The procedure for re-submitting Samples is the same as described above in the manual submission section.

Filtering Metadata for Submission

The level of metadata that should be submitted can be defined in the Submission Anonymization Filter that is shown in a dialog before a manual submission is confirmed. Also in a pipeline script the Submission Anonymization Filter settings can be configured if automatic submission is selected.

New epidemiological fields that are created by the user are never submitted.

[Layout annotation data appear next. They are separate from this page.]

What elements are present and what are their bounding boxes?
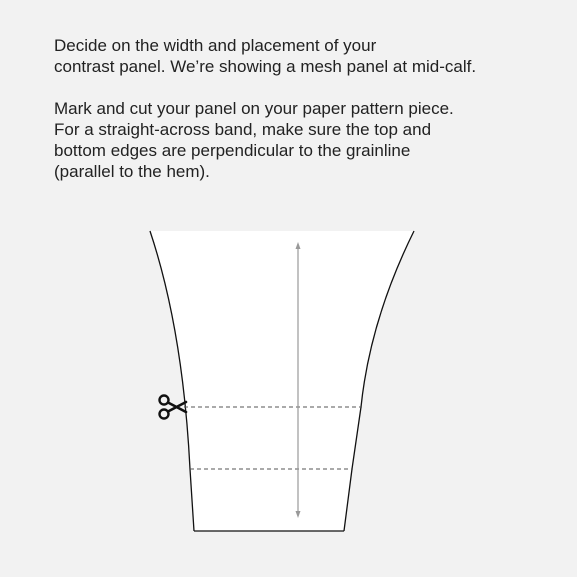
instruction-paragraph-2: Mark and cut your panel on your paper pattern piece. For a straight-across band, make sure the top and bottom edges are perpendicular to the grainline (parallel to the hem). (54, 99, 454, 181)
pattern-piece (150, 231, 414, 531)
scissors-icon (160, 396, 187, 419)
instruction-paragraph-1: Decide on the width and placement of your contrast panel. We’re showing a mesh panel at mid-calf. (54, 36, 477, 76)
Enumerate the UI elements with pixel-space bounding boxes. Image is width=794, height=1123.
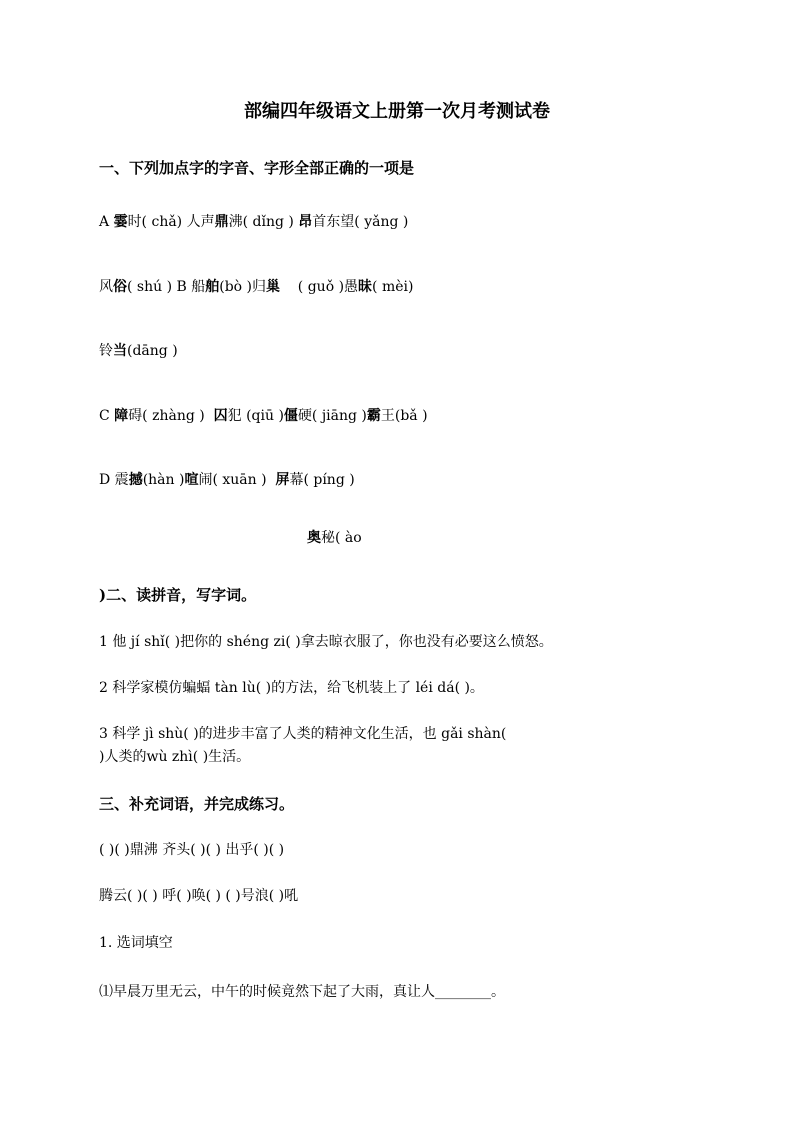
dotted-char: 昧 bbox=[358, 279, 373, 295]
dotted-char: 巢 bbox=[266, 279, 280, 295]
dotted-char: 俗 bbox=[113, 279, 127, 295]
dotted-char: 撼 bbox=[128, 472, 143, 488]
pinyin-question-2: 2 科学家模仿蝙蝠 tàn lù( )的方法，给飞机装上了 léi dá( )。 bbox=[99, 680, 484, 696]
option-text: (dāng ) bbox=[127, 343, 178, 359]
section1-heading: 一、下列加点字的字音、字形全部正确的一项是 bbox=[99, 159, 415, 177]
pinyin-question-1: 1 他 jí shǐ( )把你的 shéng zi( )拿去晾衣服了，你也没有必要这么愤怒。 bbox=[99, 634, 553, 650]
pinyin-question-3: 3 科学 jì shù( )的进步丰富了人类的精神文化生活，也 gǎi shàn( bbox=[99, 726, 507, 742]
option-d-prefix: D 震 bbox=[99, 472, 129, 488]
sub-heading: 1. 选词填空 bbox=[99, 935, 173, 951]
dotted-char: 昂 bbox=[298, 214, 313, 230]
dotted-char: 喧 bbox=[184, 472, 199, 488]
option-c-prefix: C bbox=[99, 408, 115, 424]
pinyin-question-3-cont: )人类的wù zhì( )生活。 bbox=[99, 749, 251, 765]
dotted-char: 障 bbox=[114, 408, 129, 424]
option-d-cont-line bbox=[307, 528, 362, 548]
option-a-b-line bbox=[99, 277, 413, 297]
option-text: ( mèi) bbox=[372, 279, 414, 295]
option-text: 首东望( yǎng ) bbox=[312, 214, 409, 230]
dotted-char: 僵 bbox=[283, 408, 298, 424]
option-text: (hàn ) bbox=[142, 472, 185, 488]
dotted-char: 屏 bbox=[275, 472, 290, 488]
option-b-cont-line bbox=[99, 341, 178, 361]
dotted-char: 奥 bbox=[307, 530, 321, 546]
option-a-prefix: A bbox=[99, 214, 114, 230]
idiom-row-2: 腾云( )( ) 呼( )唤( ) ( )号浪( )吼 bbox=[99, 888, 299, 904]
page-title: 部编四年级语文上册第一次月考测试卷 bbox=[244, 101, 550, 122]
dotted-char: 霸 bbox=[366, 408, 381, 424]
dotted-char: 舶 bbox=[205, 279, 220, 295]
fill-blank-item-1: ⑴早晨万里无云，中午的时候竟然下起了大雨，真让人________。 bbox=[99, 984, 505, 1000]
option-text: 铃 bbox=[99, 343, 113, 359]
dotted-char: 当 bbox=[113, 343, 127, 359]
option-d-line bbox=[99, 470, 355, 490]
option-text: 幕( píng ) bbox=[289, 472, 355, 488]
option-text: 犯 (qiū ) bbox=[227, 408, 284, 424]
option-text: 王(bǎ ) bbox=[380, 408, 428, 424]
option-text: 硬( jiāng ) bbox=[297, 408, 367, 424]
option-text: 碍( zhàng ) bbox=[128, 408, 214, 424]
option-text: ( shú ) B 船 bbox=[127, 279, 206, 295]
option-text: (bò )归 bbox=[219, 279, 266, 295]
option-text: 闹( xuān ) bbox=[198, 472, 276, 488]
dotted-char: 鼎 bbox=[214, 214, 229, 230]
option-text: ( guǒ )愚 bbox=[280, 279, 359, 295]
option-a-line bbox=[99, 212, 408, 232]
option-text: 沸( dǐng ) bbox=[228, 214, 299, 230]
option-c-line bbox=[99, 406, 428, 426]
option-text: 时( chǎ) 人声 bbox=[127, 214, 215, 230]
option-text: 秘( ào bbox=[321, 530, 362, 546]
idiom-row-1: ( )( )鼎沸 齐头( )( ) 出乎( )( ) bbox=[99, 842, 285, 858]
section3-heading: 三、补充词语，并完成练习。 bbox=[99, 795, 295, 813]
section2-heading: )二、读拼音，写字词。 bbox=[99, 586, 257, 604]
option-text: 风 bbox=[99, 279, 113, 295]
dotted-char: 囚 bbox=[213, 408, 228, 424]
dotted-char: 霎 bbox=[113, 214, 128, 230]
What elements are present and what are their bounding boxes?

Potentially the following metadata is submitted to cgMLST.org and shown on the public website. Unless the fields are mandatory, they can be excluded from submission (Do Not Submit). For place and time information additionally the level of detail can be set. The table shows the default settings for a new installation of a SeqSphere+ Client.


Submission Info
Submitter Info Submit (mandatory, not public)
Submission Date Submit (mandatory, only year is public)
Sample Ridom ID Submit (generated by cgMLST.org)
Genotyping Result
MLST ST Submit (mandatory)
cgMLST/Acc. Allelic Profile Submit (mandatory)
cgMLST Cluster Type Submit (mandatory)
Perc. Good cgMLST Targets Submit (mandatory)
Sequence Data
Assembly Contigs (FASTA) Submit
Epi Basic
Sample ID Submit
Alias ID Do Not Submit (alternative for Sample ID)
Collection Date Submit
Epi Source
Country of Isolation Submit
State of Isolation Submit
City of Isolation Submit
Source Type Submit
Host Submit
Host Age (years) Submit
Host Sex Submit
Host Disease Submit
Isolation Source Submit
Epi Characteristic
Genus Submit (mandatory)
Species Submit (mandatory)
Strain Submit
Genotype Submit
Serotype Submit
Pathotype Submit
Identification Method Submit
Identification Kit Vendor Submit
Culture Collection Submit
PubMed ID(s) Submit
Nuccleotide Accession(s) Submit
Experiment Accession Submit
Sample Accession Submit
StudyAccession Submit
Imported from EBI/NCBI1) Submit (mandatory)
Epi Species Specific
PFGE Pattern(s) Submit
Epi Species Specific (only for MTBC)
Spoligo Submit
MIRU 15-9 Type Submit
MIRU Lineage Submit
Gagneux Lineage Submit
Laboratory Procedure Details
Nucleic Acid Extraction Submit
Library Source Submit
Library Strategy Submit
Library Selection Submit
Library Construction Method Submit
Library Amplification Method Submit
Sequencing Protocol Submit
Library Insert Size Submit
Sequencing Length Submit
Sequencing Vendor Submit
Sequencing Platform Submit
Assembly Procedure Details
Assembly Pre-processing Submit
Assembly Type Submit
Mapping Reference Genome Submit
Assembler Submit
Assembler Version Submit
Assembler Parameters Submit
Read Statistics
Avg. Coverage (Unassembled) Submit
Avg. Read Length (Unassembled) Submit
Avg. Read Length (Processed, Unassembled) Submit
Assembly Statistics
Contig Count (Assembled) Submit
N50 (Assembled) Submit
Consensus Base Count (Assembled) Submit
Avg. Coverage (Assembled) Submit
Genome Status1) Submit (mandatory)

1) The fields Imported from EBI/NCBI and Genome Status are automatically filled if the data was imported from NCBI Genomes or SRA. Imported from EBI/NCBI can be true or false. The Genome Status can have one of the following values: Complete Genome, Chromosome, Scaffold, Contig, or SRA.